The MS Society Scotland, of which Rowling is patron, has given a grant to the University of Aberdeen to create a special research group.
The author of the Harry Potter novels, whose mother died 10 years after being diagnosed with MS, has donated an undisclosed amount to the project.
About 10,500 people have MS in Scotland and access to treatment has been described as resembling a lottery.
Earlier this year, Rowling was reported to be outraged at the shortage of MS nurses north of the border.

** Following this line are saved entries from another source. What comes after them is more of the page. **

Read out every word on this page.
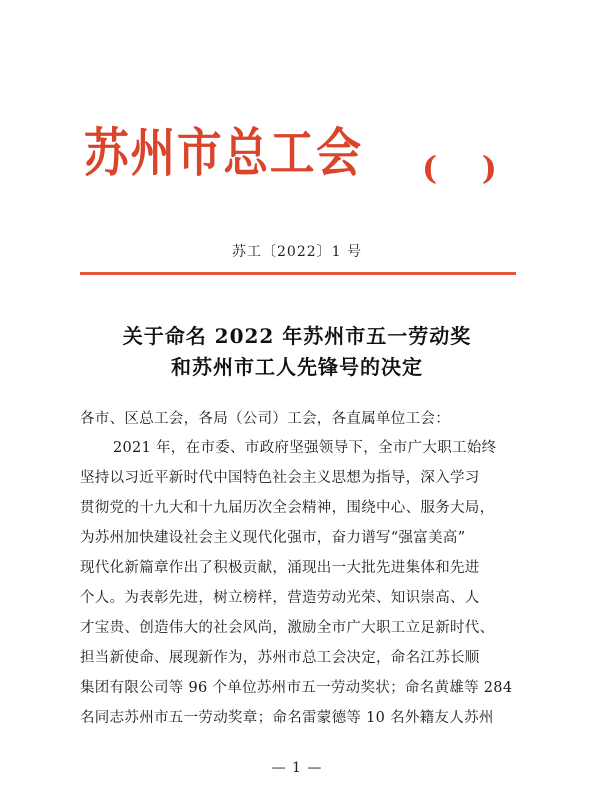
苏州市总工会 (    )
苏工〔2022〕1 号
关于命名 2022 年苏州市五一劳动奖
和苏州市工人先锋号的决定
各市、区总工会，各局（公司）工会，各直属单位工会：
2021 年，在市委、市政府坚强领导下，全市广大职工始终
坚持以习近平新时代中国特色社会主义思想为指导，深入学习
贯彻党的十九大和十九届历次全会精神，围绕中心、服务大局，
为苏州加快建设社会主义现代化强市，奋力谱写“强富美高”
现代化新篇章作出了积极贡献，涌现出一大批先进集体和先进
个人。为表彰先进，树立榜样，营造劳动光荣、知识崇高、人
才宝贵、创造伟大的社会风尚，激励全市广大职工立足新时代、
担当新使命、展现新作为，苏州市总工会决定，命名江苏长顺
集团有限公司等 96 个单位苏州市五一劳动奖状；命名黄雄等 284
名同志苏州市五一劳动奖章；命名雷蒙德等 10 名外籍友人苏州
— 1 —
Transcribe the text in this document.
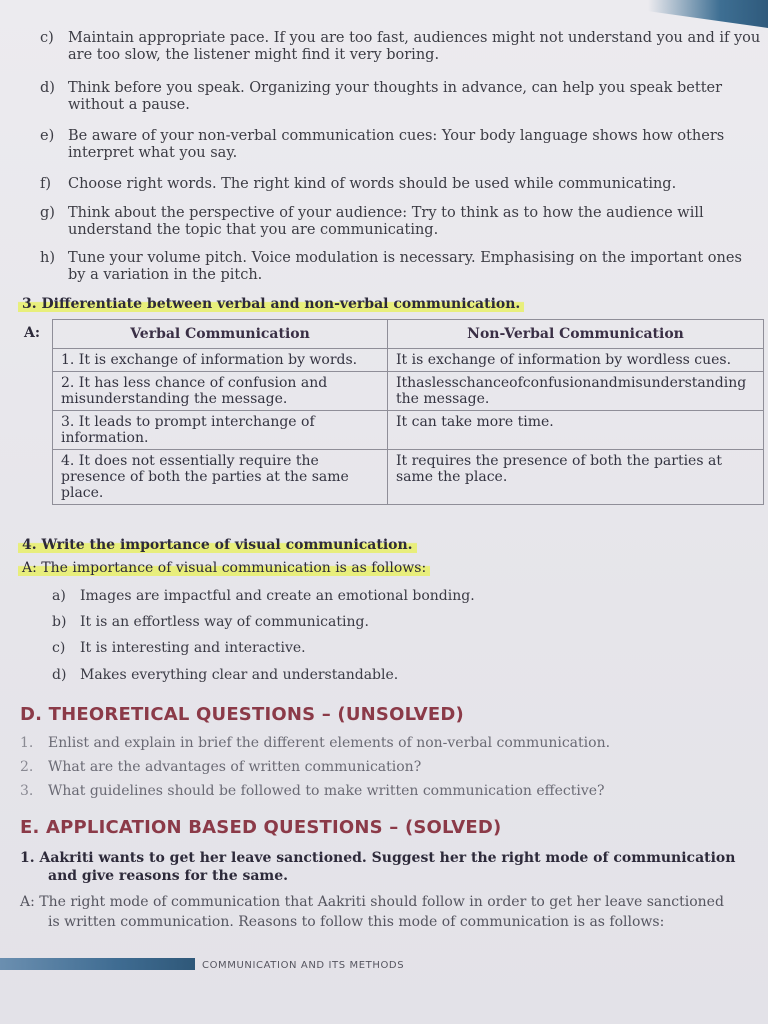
c) Maintain appropriate pace. If you are too fast, audiences might not understand you and if you
are too slow, the listener might find it very boring.
d) Think before you speak. Organizing your thoughts in advance, can help you speak better
without a pause.
e) Be aware of your non-verbal communication cues: Your body language shows how others
interpret what you say.
f) Choose right words. The right kind of words should be used while communicating.
g) Think about the perspective of your audience: Try to think as to how the audience will
understand the topic that you are communicating.
h) Tune your volume pitch. Voice modulation is necessary. Emphasising on the important ones
by a variation in the pitch.
3. Differentiate between verbal and non-verbal communication.
A:	Verbal Communication	Non-Verbal Communication
1. It is exchange of information by words.	It is exchange of information by wordless cues.
2. It has less chance of confusion and misunderstanding the message.	Ithaslesschanceofconfusionandmisunderstanding the message.
3. It leads to prompt interchange of information.	It can take more time.
4. It does not essentially require the presence of both the parties at the same place.	It requires the presence of both the parties at same the place.
4. Write the importance of visual communication.
A: The importance of visual communication is as follows:
a) Images are impactful and create an emotional bonding.
b) It is an effortless way of communicating.
c) It is interesting and interactive.
d) Makes everything clear and understandable.
D. THEORETICAL QUESTIONS – (UNSOLVED)
1. Enlist and explain in brief the different elements of non-verbal communication.
2. What are the advantages of written communication?
3. What guidelines should be followed to make written communication effective?
E. APPLICATION BASED QUESTIONS – (SOLVED)
1. Aakriti wants to get her leave sanctioned. Suggest her the right mode of communication
and give reasons for the same.
A: The right mode of communication that Aakriti should follow in order to get her leave sanctioned
is written communication. Reasons to follow this mode of communication is as follows:
COMMUNICATION AND ITS METHODS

The millionaire author and her husband, Neil Murray, who are expecting their first child, recently hosted a lavish fundraising ball for the MS Society Scotland at Stirling Castle, which raised £275,000.
The ball was held on the 12th anniversary of the death of her mother, Anne, at the age of 45, in 1990, after suffering from MS.
The society is putting up £500,000 to fund the new work in Aberdeen with the author donating a "significant" amount.
Ms Rowling said: "I'm proud to be supporting this vital research fellowship through which some of the best experts in the field are joining forces to strike back at MS.
"I became patron of the MS Society Scotland in early 2001 after I discovered the appallingly poor quality of care available to people with MS in Scotland, the MS capital of the world.
"Since then I've been heartened by the huge strides the MS Society Scotland
are making but there is still so much to do, especially in the field of
Multiple Sclerosis is the most common cause of neurological disability in young adults and women with MS outnumber men by two to one.
It is hoped that the research project will be able to explain the reasons for this and other mysteries such as why MS is more common further north of the equator.
The group will also consider the genetic or environmental factors which could trigger MS.
The newly-appointed senior fellow, Professor Chris Linington, and his colleagues will be working to devise better ways to diagnose MS and to predict its activity.
Prof Linnington said: "There's certainly been a drive towards centralising research resources.
"And of course this is basically, one could say, almost starved smaller universities over funding resources, which is why Aberdeen is delighted with the chance to set up a completely new research unit."
The team will also be working to develop more effective treatments.
The MS Research Group will be accommodated in new facilities in the university's School of Medical Sciences.
Multiple sclerosis (MS) is a condition of the central nervous system which impairs the brain's ability to transmit instructions to the muscles.
There is currently no cure for MS but there is a medicine that can modify its course in some people.
Effects of MS include blurred vision, other sensory loss, weakness, impotence and the inability to walk.
There are approximately 10,400 people in Scotland with MS.